Osobiście uważam, że osoba posiadajaca tatuaż jest w moim mniemaniu odważniejsza i pewniejsza siebie - jeszcze jest grono ludzi, którzy nie patrzy na to przychylnie. Osoby posiadające unikatowe wzory, przez siebie wymyślone lub wiele dla nich znaczące, w większości okazywały się m. in. osobami kreatywniejszymi, o ciekawszej osobowości, bardziej otwartymi.


Bez obrazy 9macan5, ale przeczytałem temat i Twoje wypowiedzi są wyssane z palca, nie wiem na czym opierane są te teorie.
 

Winduru

Nowicjusz
Dołączył
21 Czerwiec 2013
Posty
7
Punkty reakcji
0
Mam tatuaż własnego projektu. Rozciąga się na całe lewe ramię (bez przedramienia) i bardzo go lubię ;) Nie mam sprecyzowanego podejścia do ludzi z tatuażami, bo wszystko zależy od tego, do czego "służy" im dziara. Jeśli jest dodatkiem do koloru torebki, albo do ma dawać +5 do męstwa, to raczej zabawne. Weźmy pod uwagę, że kolorową bransoletkę, alko kieł na rzemyku, zawsze można zdjąć. Z tatuażem nie jest tak prosto. To przecież ingerencja w ciało, więc dziwi mnie, gdy nie ma konkretnego znaczenia.
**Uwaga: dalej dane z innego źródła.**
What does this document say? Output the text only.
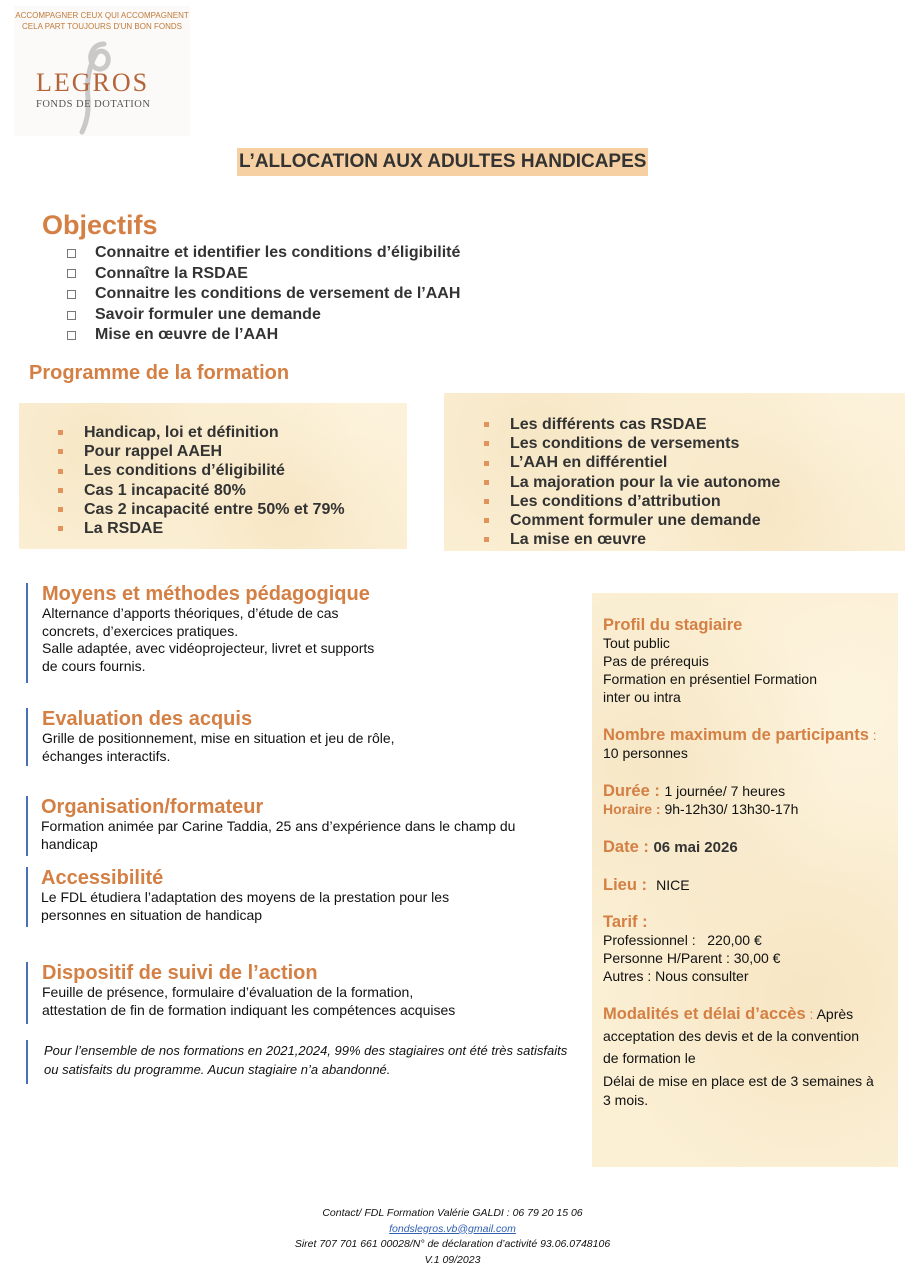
ACCOMPAGNER CEUX QUI ACCOMPAGNENT
CELA PART TOUJOURS D'UN BON FONDS
LEGROS
FONDS DE DOTATION
L’ALLOCATION AUX ADULTES HANDICAPES
Objectifs
Connaitre et identifier les conditions d’éligibilité
Connaître la RSDAE
Connaitre les conditions de versement de l’AAH
Savoir formuler une demande
Mise en œuvre de l’AAH
Programme de la formation
Handicap, loi et définition
Pour rappel AAEH
Les conditions d’éligibilité
Cas 1 incapacité 80%
Cas 2 incapacité entre 50% et 79%
La RSDAE
Les différents cas RSDAE
Les conditions de versements
L’AAH en différentiel
La majoration pour la vie autonome
Les conditions d’attribution
Comment formuler une demande
La mise en œuvre
Moyens et méthodes pédagogique

Alternance d’apports théoriques, d’étude de cas

concrets, d’exercices pratiques.

Salle adaptée, avec vidéoprojecteur, livret et supports

de cours fournis.

Evaluation des acquis

Grille de positionnement, mise en situation et jeu de rôle,

échanges interactifs.

Organisation/formateur

Formation animée par Carine Taddia, 25 ans d’expérience dans le champ du

handicap

Accessibilité

Le FDL étudiera l’adaptation des moyens de la prestation pour les

personnes en situation de handicap

Dispositif de suivi de l’action

Feuille de présence, formulaire d’évaluation de la formation,

attestation de fin de formation indiquant les compétences acquises

Pour l’ensemble de nos formations en 2021,2024, 99% des stagiaires ont été très satisfaits

ou satisfaits du programme. Aucun stagiaire n’a abandonné.

Profil du stagiaire
Tout public
Pas de prérequis
Formation en présentiel Formation
inter ou intra
Nombre maximum de participants :
10 personnes
Durée : 1 journée/ 7 heures
Horaire : 9h-12h30/ 13h30-17h
Date : 06 mai 2026
Lieu :  NICE
Tarif :
Professionnel :   220,00 €
Personne H/Parent : 30,00 €
Autres : Nous consulter
Modalités et délai d’accès : Après
acceptation des devis et de la convention
de formation le
Délai de mise en place est de 3 semaines à
3 mois.
Contact/ FDL Formation Valérie GALDI : 06 79 20 15 06
fondslegros.vb@gmail.com
Siret 707 701 661 00028/N° de déclaration d’activité 93.06.0748106
V.1 09/2023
Natomiast jeśli dziara jeśli jest integralną częścią osoby, która ją nosi, sposobem na wyrażenie siebie czy "oznaczenie się" - może być czymś pięknym.
 

twardziel2

Nowicjusz
Dołączył
19 Czerwiec 2013
Posty
15
Punkty reakcji
3
Bardzo podobają mi się tatuaże, ale nadal się wstrzymuje z zrobieniem sobie. W liceum byłem już bardzo zdecydowane na konkretne pomysły, ale pieniędzy nie miałem i bardzo dobrze, ponieważ z obecnej perspektywy uważam, że wyglądałbym jak idiota. Zmieniły mi się gusta i pomysły co do tatuaży, dlatego postanowiłem, że zrobię to dopiero po 21 roku życia. Wydaje mi się, że będę już w pełni ogarnięty. Obecnie mam pomysł na patriotyczne tatuaże. Zobaczymy jeszcze zastanowię się. Na razie dowiaduje się po znajomych gdzie robili itd. Nie chcę sobie zrobić czegoś co mi się odwidzi. Z tego powodu chce to zrobić z głową, aby było to prawdziwą ozdobą mojego ciała, która będzie mi przypominała wartości ważne dla mnie. Co dokładnie sobie wytatuuje to jeszcze zobaczę. Nie pali się :D
 
M

MacaN

Guest
LEZELL napisał:
Nie wiem skąd masz te informacje. Znam wojskowych wysoko postawionych i tych niżej - nikt tego tak nie traktuje.
Ze źródła. Rozróżniasz słowo " wojsko " i "wojskowi " ? Jeśli nie, to pora wrócić do szkoły.



LEZELL napisał:
powrzechniejsze
...



LEZELL napisał:
W wielu krajach np. Europy tatuaże są rzeczą codzienną.
W wielu krajach europy społeczeństwo jest tak głupie, że nie wie jakie kraje z nimi sąsiadują. To chyba dobry kontrargument, nieprawdaż ?



LEZELL napisał:
Takie argumenty jak: "zrobiłbym/zrobiłabym sobie tatuaż bo bardzo mi się to podoba, ale nieee. Jak to będzie wyglądać, jak będę miał/miała 60 lat?" - są tak idiotyczne, że głowa mała. Skąd Ci ludzie mają pewność, że tyle dożyją?
No pewnie, proponuję również ćpać i bawić się do upadłego - skąd wiesz, ile dożyjesz ?



LEZELL napisał:
Osobiście uważam, że osoba posiadajaca tatuaż jest w moim mniemaniu odważniejsza i pewniejsza siebie
Jeśli jest tak żałosna, że musi sobie w ten sposób dodawać odwagi to mogę to zrozumieć.



LEZELL napisał:
Bez obrazy 9macan5, ale przeczytałem temat i Twoje wypowiedzi są wyssane z palca, nie wiem na czym opierane są te teorie.
Na logice, kolego. Ja z kolei nie wiem, gdzie nauczyłeś się formułować wypowiedzi, bo w szkole chyba nie uczą pisać tak nieskładnie.
 

Einherjar

Wyjadacz
Dołączył
15 Grudzień 2011
Posty
3 409
Punkty reakcji
322
9macan5 napisał:
Ze źródła. Rozróżniasz słowo " wojsko " i "wojskowi " ? Jeśli nie, to pora wrócić do szkoły.
Wojskowy nie musi być żołnierzem. O to Ci chodzi, Macanie?
Jeśli tak, to cóż, nie musi. Ale mimo to pracuje w wojsku.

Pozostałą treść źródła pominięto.